Internal Controls Over Financial Reporting

The Chief Executive Officer and the Chief Financial Officer of the Company are responsible for designing internal controls over financial reporting, or causing them to be designed under their supervision, to provide reasonable assurance regarding the reliability of financial reporting and the preparation of financial statements for external purposes in accordance with Canadian GAAP.  The Company assessed the design of the internal controls over financial reporting as at March 31, 2011 and concluded that there are material weaknesses in internal controls over financial reporting, which are as follows:
 
 
10

 
 
     
MANAGEMENT DISCUSSION AND ANALYSIS
FOR THE THREE MONTHS ENDED MARCH 31, 2011

a)  
Due to the limited number of staff resources, the Company believes there are instances where a lack of segregation of duties exist to provide effective controls; and
b)  
Due to the limited number of staff resources, the Company may not have the necessary in-house knowledge to address complex accounting and tax issues that may arise.

The weaknesses and their related risks are not uncommon in a company the size of the Company because of limitations in size and number of staff.  The Company believes it has taken steps to mitigate these risks by increasing financial reporting personnel, consulting outside advisors and involving the Audit Committee and Board of Directors in reviews and consultations where necessary.  However, these weaknesses in internal controls over financial reporting could result in a more than remote likelihood that a material misstatement would not be prevented or detected. The Company believes that it must take additional steps to further mitigate these risks by consulting outside advisors on a more regular and timely basis and continuing to do periodic on-site inspections of the accounting records in Mexico.

There have been no changes in the Company’s internal controls over financial reporting that occurred during the period ended March 31, 2011 that have materially affected, or are reasonably likely to materially affect, the Company’s internal controls over financial reporting.
 

Cautionary Statement

This MD&A is based on a review of the Company’s operations, financial position and plans for the future based on facts and circumstances as of June 27, 2011. Except for historical information or statements of fact relating to the Company, this document contains “forward-looking statements” within the meaning of applicable Canadian securities regulations.
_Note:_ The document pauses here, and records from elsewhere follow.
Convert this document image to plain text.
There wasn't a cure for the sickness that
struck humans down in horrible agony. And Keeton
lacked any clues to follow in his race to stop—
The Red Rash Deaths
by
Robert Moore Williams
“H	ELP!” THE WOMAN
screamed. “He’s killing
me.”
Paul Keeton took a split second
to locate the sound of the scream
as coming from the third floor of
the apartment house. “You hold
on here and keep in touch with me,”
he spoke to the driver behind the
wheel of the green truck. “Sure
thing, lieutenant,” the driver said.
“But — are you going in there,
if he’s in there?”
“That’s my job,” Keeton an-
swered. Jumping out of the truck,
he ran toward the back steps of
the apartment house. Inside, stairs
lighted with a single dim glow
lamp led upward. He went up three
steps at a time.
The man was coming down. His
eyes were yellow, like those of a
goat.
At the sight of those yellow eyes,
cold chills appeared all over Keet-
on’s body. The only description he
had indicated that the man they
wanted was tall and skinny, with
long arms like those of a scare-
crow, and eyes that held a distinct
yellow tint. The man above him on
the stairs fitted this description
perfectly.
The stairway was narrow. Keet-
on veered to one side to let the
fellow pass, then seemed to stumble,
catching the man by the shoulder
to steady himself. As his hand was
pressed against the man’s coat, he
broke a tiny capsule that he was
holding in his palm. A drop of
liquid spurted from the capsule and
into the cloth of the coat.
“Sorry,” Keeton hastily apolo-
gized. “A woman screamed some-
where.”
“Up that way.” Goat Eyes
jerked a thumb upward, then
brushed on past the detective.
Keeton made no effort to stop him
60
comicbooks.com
There can be no assurance that such statements will prove to be accurate, and future events and actual results could differ materially from those anticipated in such statements. Important factors that could cause actual results to differ materially from our expectations are disclosed in the Company’s documents filed from time to time via SEDAR with the Canadian regulatory agencies to whose policies we are bound. Forward-looking statements are based on the estimates and opinions of management on the date the statements are made, and we do not undertake any obligation to update forward-looking statements should conditions or our estimates or opinions change. These statements involve known and unknown risks, uncertainties, and other factor that may cause the Company’s actual results, levels of activity, performance or achievements to be materially different from any future results, levels of activity, performance or achievement expressed or implied by these forward-looking statements.